# when is the NC honey/nectar flow?



## J-SiN (Jun 5, 2008)

book says ask local beeks but No one that i know around here keeps bees

im sure there are some but dunno where they are

Charlotte NC area

anyone know when it is??

thanks


----------



## shughes (Jan 17, 2007)

our main flow is the tulip poplar which starts towards the end of april (roughly 24th for piedmont area) and continues to end of may. depending on where you are though you may have extra nectar. for example, around my area we get some good holly nectar.

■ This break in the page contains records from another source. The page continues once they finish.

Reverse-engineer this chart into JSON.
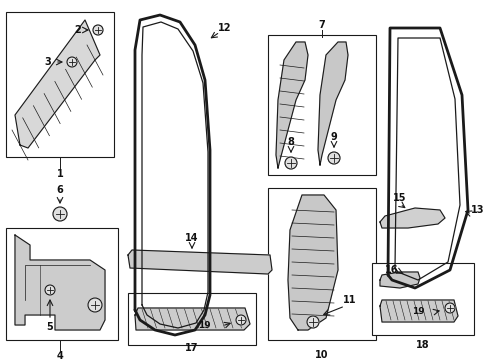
{
  "bg_color": "#ffffff",
  "line_color": "#1a1a1a",
  "label_color": "#111111",
  "fig_w": 4.89,
  "fig_h": 3.6,
  "dpi": 100
}
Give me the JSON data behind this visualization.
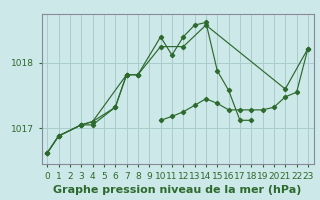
{
  "background_color": "#cde8e8",
  "grid_color": "#aacccc",
  "line_color": "#2d6a2d",
  "title": "Graphe pression niveau de la mer (hPa)",
  "xlim": [
    -0.5,
    23.5
  ],
  "ylim": [
    1016.45,
    1018.75
  ],
  "yticks": [
    1017,
    1018
  ],
  "xticks": [
    0,
    1,
    2,
    3,
    4,
    5,
    6,
    7,
    8,
    9,
    10,
    11,
    12,
    13,
    14,
    15,
    16,
    17,
    18,
    19,
    20,
    21,
    22,
    23
  ],
  "series": [
    {
      "x": [
        0,
        1,
        3,
        4,
        7,
        8,
        10,
        12,
        14,
        21,
        23
      ],
      "y": [
        1016.62,
        1016.88,
        1017.05,
        1017.1,
        1017.82,
        1017.82,
        1018.25,
        1018.25,
        1018.58,
        1017.6,
        1018.22
      ]
    },
    {
      "x": [
        0,
        1,
        3,
        4,
        6,
        7,
        8,
        10,
        11,
        12,
        13,
        14,
        15,
        16,
        17,
        18
      ],
      "y": [
        1016.62,
        1016.88,
        1017.05,
        1017.05,
        1017.32,
        1017.82,
        1017.82,
        1018.4,
        1018.12,
        1018.4,
        1018.58,
        1018.62,
        1017.88,
        1017.58,
        1017.12,
        1017.12
      ]
    },
    {
      "x": [
        0,
        1,
        3,
        4,
        6,
        7,
        8
      ],
      "y": [
        1016.62,
        1016.88,
        1017.05,
        1017.1,
        1017.32,
        1017.82,
        1017.82
      ]
    },
    {
      "x": [
        10,
        11,
        12,
        13,
        14,
        15,
        16,
        17,
        18,
        19,
        20,
        21,
        22,
        23
      ],
      "y": [
        1017.12,
        1017.18,
        1017.25,
        1017.35,
        1017.45,
        1017.38,
        1017.28,
        1017.28,
        1017.28,
        1017.28,
        1017.32,
        1017.48,
        1017.55,
        1018.22
      ]
    }
  ],
  "title_fontsize": 8,
  "tick_fontsize": 6.5
}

i sent you a pm that contains a nc calendar for nectar flows.


----------



## gingerbee (Jul 22, 2006)

Tulip poplar is the main flow in my area, goes from about the 25th of April to end of May.


----------



## shughes (Jan 17, 2007)

k, i have had a lot of requests for the link, 

http://ncbeekeepers.org/plants.htm

I know on some forums posting external links is not good practice but hopefully its ok (Barry, correct me if i am wrong) since this is not a commercial link.


----------



## Walliebee (Nov 17, 2006)

shughes said:


> ... around my area we get some good holly nectar.


I will agree with this. I have noted several holly flows (different species). The first of them started Tuesday here in Chapel Hill. Too bad it's been cloudy and wet. The weekend looks to be good forage weather.

It makes a very light colored honey with a bright, sometimes tangy taste. Good eats!!!


----------